Accelerite generally released a new cloud-building platform Tuesday—a technology acquired from Citrix and bulked up with software-defined storage, automated operations management and hybrid cloud capabilities.

Rovius Cloud delivers a solution for implementing hybrid infrastructure developed in line with Accelerite's unique strategy of giving new life to products bought from larger technology companies.

The cloud operating system looks to challenge existing hybrid solutions on the market with its ease of use, scalability, and overall cost savings, Rajesh Ramchandani, general manager of the company's cloud division, told CRN.

[Related: Rackspace To Acquire Datapipe In A Blockbuster Deal For Global Cloud Services]

Accelerite, based in Santa Clara, Calif., is the product arm of Indian software developer Persistent Systems. The company has made a business out of acquiring lower-profile technologies from large vendors, then building upon them to solve shortcomings and add value before introducing them back to the market.

Accelerite's portfolio also includes Radia, an endpoint security product originally purchased from Hewlett-Packard; as well as Aepona, an API management platform acquired from Intel.

About 18 months ago, Accelerite bought CloudPlatform from Citrix Systems—a productized version of the open source CloudStack technology.

Subsequent engineering upgrades added software-defined storage through an OEM deal with Datera, as well as an operations management console that can be either delivered through Software-as-a-Service or installed on-premises.

The general release adds the final component—integration with the public cloud, starting in the current release with Amazon Web Services. Google Cloud Platform and Microsoft Azure will be added later in the year.

"Without hybrid, the story doesn't resonate well anymore," Ramchandani said.

Accelerite inherited much of the product's customer base from Citrix. Many CloudPlatform users were cloud providers themselves, including several telecoms around the world and large managed cloud providers like Datapipe and NTT.


The development process for Rovius looked to identify and solve problems among CloudPlatform enterprise customers, primarily around ease of deployment.

"Now we have the entire stack so we can build from bare-metal to cloud in only a couple hours," Ramchandani said.

Customers can choose an infrastructure blueprint and then point Rovius to a server.

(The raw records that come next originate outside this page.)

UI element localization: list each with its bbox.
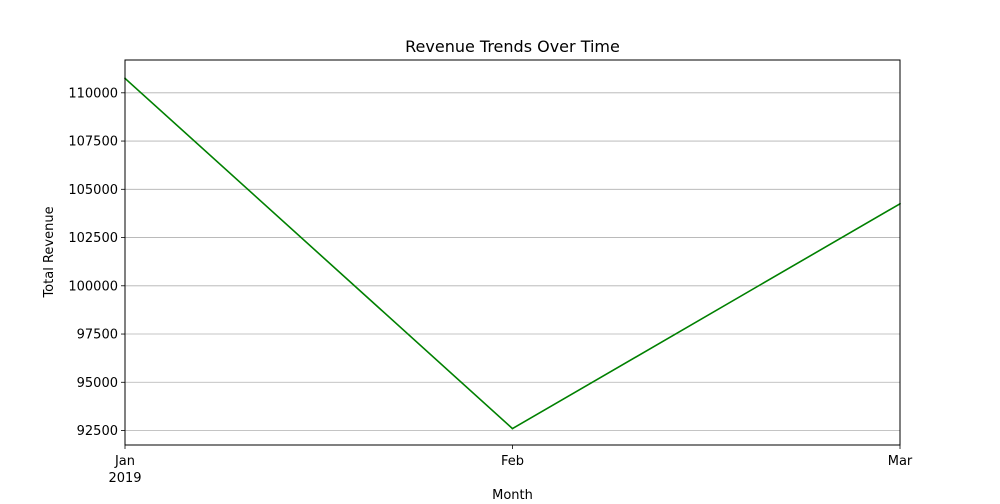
- chart-title: Revenue Trends Over Time: [405, 37, 620, 56]
- y-tick-label: 102500: [68, 231, 118, 246]
- x-tick-sublabel: 2019: [108, 471, 141, 486]
- y-axis-ticks: 92500 95000 97500 100000 102500 105000 107500 1…: [68, 86, 125, 439]
- x-axis-ticks: Jan 2019 Feb Mar: [108, 445, 913, 486]
- data-point: [511, 427, 514, 430]
- gridlines: [125, 92, 900, 431]
- y-tick-label: 92500: [77, 424, 118, 439]
- y-tick-label: 100000: [68, 279, 118, 294]
- y-axis-label: Total Revenue: [42, 206, 57, 298]
- y-tick-label: 97500: [77, 328, 118, 343]
- y-tick-label: 95000: [77, 376, 118, 391]
- y-tick-label: 105000: [68, 183, 118, 198]
- x-tick-label: Mar: [888, 454, 913, 469]
- x-axis-label: Month: [492, 488, 533, 500]
- y-tick-label: 107500: [68, 135, 118, 150]
- x-tick-label: Jan: [114, 454, 135, 469]
- x-tick-label: Feb: [501, 454, 524, 469]
- y-tick-label: 110000: [68, 86, 118, 101]
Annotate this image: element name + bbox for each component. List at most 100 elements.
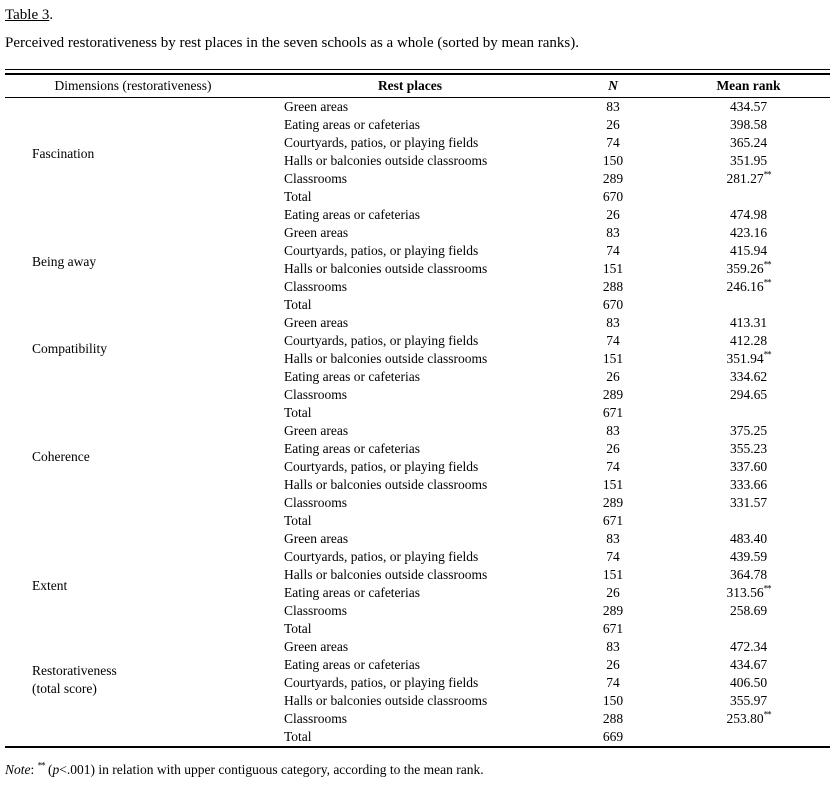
rest-place-cell: Classrooms bbox=[284, 279, 348, 294]
rest-place-cell: Total bbox=[284, 189, 312, 204]
table-row: Classrooms 289 258.69 bbox=[5, 602, 830, 620]
table-row: Courtyards, patios, or playing fields 74… bbox=[5, 674, 830, 692]
mean-rank-value: 413.31 bbox=[729, 315, 768, 330]
n-cell: 150 bbox=[602, 693, 624, 708]
n-cell: 151 bbox=[602, 351, 624, 366]
rest-place-cell: Classrooms bbox=[284, 603, 348, 618]
paper-page: Table 3. Perceived restorativeness by re… bbox=[0, 6, 832, 790]
rest-place-cell: Classrooms bbox=[284, 495, 348, 510]
mean-rank-value: 423.16 bbox=[729, 225, 768, 240]
rest-place-cell: Courtyards, patios, or playing fields bbox=[284, 243, 479, 258]
header-mean-rank: Mean rank bbox=[667, 74, 830, 98]
mean-rank-cell: 472.34 bbox=[667, 638, 830, 656]
rest-place-cell: Green areas bbox=[284, 639, 349, 654]
mean-rank-cell: 246.16** bbox=[667, 278, 830, 296]
n-cell: 289 bbox=[602, 603, 624, 618]
rest-place-cell: Eating areas or cafeterias bbox=[284, 207, 421, 222]
mean-rank-value: 472.34 bbox=[729, 639, 768, 654]
rest-place-cell: Eating areas or cafeterias bbox=[284, 585, 421, 600]
n-cell: 670 bbox=[602, 297, 624, 312]
mean-rank-value: 406.50 bbox=[729, 675, 768, 690]
n-cell: 83 bbox=[606, 639, 620, 654]
rest-place-cell: Courtyards, patios, or playing fields bbox=[284, 675, 479, 690]
note-open-paren: ( bbox=[44, 762, 53, 777]
table-row: Eating areas or cafeterias 26 434.67 bbox=[5, 656, 830, 674]
rest-place-cell: Green areas bbox=[284, 423, 349, 438]
rest-place-cell: Total bbox=[284, 729, 312, 744]
n-cell: 74 bbox=[606, 333, 620, 348]
mean-rank-value: 359.26 bbox=[726, 261, 764, 276]
mean-rank-value: 281.27 bbox=[726, 171, 764, 186]
mean-rank-cell bbox=[667, 728, 830, 747]
mean-rank-cell: 355.97 bbox=[667, 692, 830, 710]
rest-place-cell: Halls or balconies outside classrooms bbox=[284, 693, 488, 708]
rest-place-cell: Classrooms bbox=[284, 171, 348, 186]
dimension-cell-restorativeness: Restorativeness (total score) bbox=[5, 638, 261, 747]
rest-place-cell: Classrooms bbox=[284, 711, 348, 726]
n-cell: 74 bbox=[606, 549, 620, 564]
table-row: Classrooms 289 281.27** bbox=[5, 170, 830, 188]
n-cell: 83 bbox=[606, 99, 620, 114]
n-cell: 151 bbox=[602, 567, 624, 582]
mean-rank-cell: 412.28 bbox=[667, 332, 830, 350]
table-body: Fascination Green areas 83 434.57 Eating… bbox=[5, 98, 830, 748]
dimension-cell-compatibility: Compatibility bbox=[5, 314, 261, 422]
table-row: Restorativeness (total score) Green area… bbox=[5, 638, 830, 696]
n-cell: 83 bbox=[606, 423, 620, 438]
table-number-text: Table 3 bbox=[5, 7, 50, 23]
table-row: Total 671 bbox=[5, 620, 830, 638]
mean-rank-cell bbox=[667, 620, 830, 638]
rest-place-cell: Green areas bbox=[284, 225, 349, 240]
mean-rank-cell: 313.56** bbox=[667, 584, 830, 602]
mean-rank-value: 355.97 bbox=[729, 693, 768, 708]
table-row: Classrooms 288 246.16** bbox=[5, 278, 830, 296]
mean-rank-cell: 351.94** bbox=[667, 350, 830, 368]
table-row: Halls or balconies outside classrooms 15… bbox=[5, 260, 830, 278]
n-cell: 83 bbox=[606, 315, 620, 330]
mean-rank-value: 258.69 bbox=[729, 603, 768, 618]
mean-rank-cell: 483.40 bbox=[667, 530, 830, 548]
mean-rank-value: 364.78 bbox=[729, 567, 768, 582]
mean-rank-cell: 423.16 bbox=[667, 224, 830, 242]
mean-rank-value: 333.66 bbox=[729, 477, 768, 492]
table-row: Fascination Green areas 83 434.57 bbox=[5, 98, 830, 161]
significance-asterisks: ** bbox=[763, 259, 772, 270]
significance-asterisks: ** bbox=[763, 277, 772, 288]
table-row: Eating areas or cafeterias 26 334.62 bbox=[5, 368, 830, 386]
mean-rank-cell: 439.59 bbox=[667, 548, 830, 566]
header-n: N bbox=[559, 74, 667, 98]
dimension-cell-coherence: Coherence bbox=[5, 422, 261, 530]
mean-rank-value: 434.67 bbox=[729, 657, 768, 672]
mean-rank-value: 483.40 bbox=[729, 531, 768, 546]
note-label: Note bbox=[5, 762, 31, 777]
mean-rank-cell: 253.80** bbox=[667, 710, 830, 728]
significance-asterisks: ** bbox=[763, 709, 772, 720]
note-text: <.001) in relation with upper contiguous… bbox=[59, 762, 484, 777]
mean-rank-cell: 434.67 bbox=[667, 656, 830, 674]
table-row: Halls or balconies outside classrooms 15… bbox=[5, 476, 830, 494]
mean-rank-value: 351.95 bbox=[729, 153, 768, 168]
mean-rank-value: 434.57 bbox=[729, 99, 768, 114]
mean-rank-cell: 334.62 bbox=[667, 368, 830, 386]
table-row: Total 671 bbox=[5, 512, 830, 530]
table-row: Classrooms 289 331.57 bbox=[5, 494, 830, 512]
table-row: Being away Eating areas or cafeterias 26… bbox=[5, 206, 830, 269]
note-p-symbol: p bbox=[52, 762, 60, 777]
table-row: Courtyards, patios, or playing fields 74… bbox=[5, 134, 830, 152]
mean-rank-value: 415.94 bbox=[729, 243, 768, 258]
rest-place-cell: Eating areas or cafeterias bbox=[284, 117, 421, 132]
mean-rank-cell: 359.26** bbox=[667, 260, 830, 278]
mean-rank-value: 355.23 bbox=[729, 441, 768, 456]
n-cell: 670 bbox=[602, 189, 624, 204]
n-cell: 151 bbox=[602, 477, 624, 492]
dimension-label: Coherence bbox=[32, 449, 90, 464]
table-row: Total 669 bbox=[5, 728, 830, 747]
n-cell: 26 bbox=[606, 657, 620, 672]
table-number-label: Table 3. bbox=[5, 6, 827, 24]
mean-rank-value: 337.60 bbox=[729, 459, 768, 474]
n-cell: 26 bbox=[606, 441, 620, 456]
n-cell: 26 bbox=[606, 585, 620, 600]
table-row: Courtyards, patios, or playing fields 74… bbox=[5, 242, 830, 260]
table-row: Total 670 bbox=[5, 296, 830, 314]
n-cell: 151 bbox=[602, 261, 624, 276]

The system will discover hardware and automatically provision a cloud environment within hours, he said.

"Amazon just shows up as another data center on the Rovius Cloud UI" from which users can provision resources, Ramchandani said.

Rovius is shipping as a software appliance, but Accelerite is also working with some hardware vendors to make the product available as a hardware appliance as well.

Unlike OpenStack, a rival technology that greatly overshadowed CloudStack in the open cloud market years ago, Rovius is an integrated platform that doesn't need to tie together 19 different projects, Ramchandani said.

And the cost of deploying Rovius is well below that of rival solutions, he added, including VMware on the private cloud side, and AWS as a public alternative.

The majority of Accelerite's business goes through the channel.

One of the first Rovius Cloud implementers, Entisys360, had been working with the technology since it was still under the Citrix banner.

"They have more of a total strategy around this, not just a single product," Mike Strohl, the Concord, Calif.-based solution provider's CEO, said in comparing the product from its days at Citrix to the latest incarnation from Accelerite.


"The right technology ended up in the right hands and they're doing the right things with it," Entisys360's Strohl told CRN.

The most-significant advance Accelerite made with the product was reducing the complexity of creating hybrid clouds, allowing customers to thoughtfully execute their cloud strategies, Strohl said.

While it never hurts to undercut the competition in price, "the dollar signs have never been the holdup for most companies" in transitioning to cloud, he said.

What enterprises are looking for are platforms that help them deploy private clouds, and use them as launching pads to the public cloud.

"This brings you more rapidly down that path," Strohl said. "This just gives people the options they need to begin executing."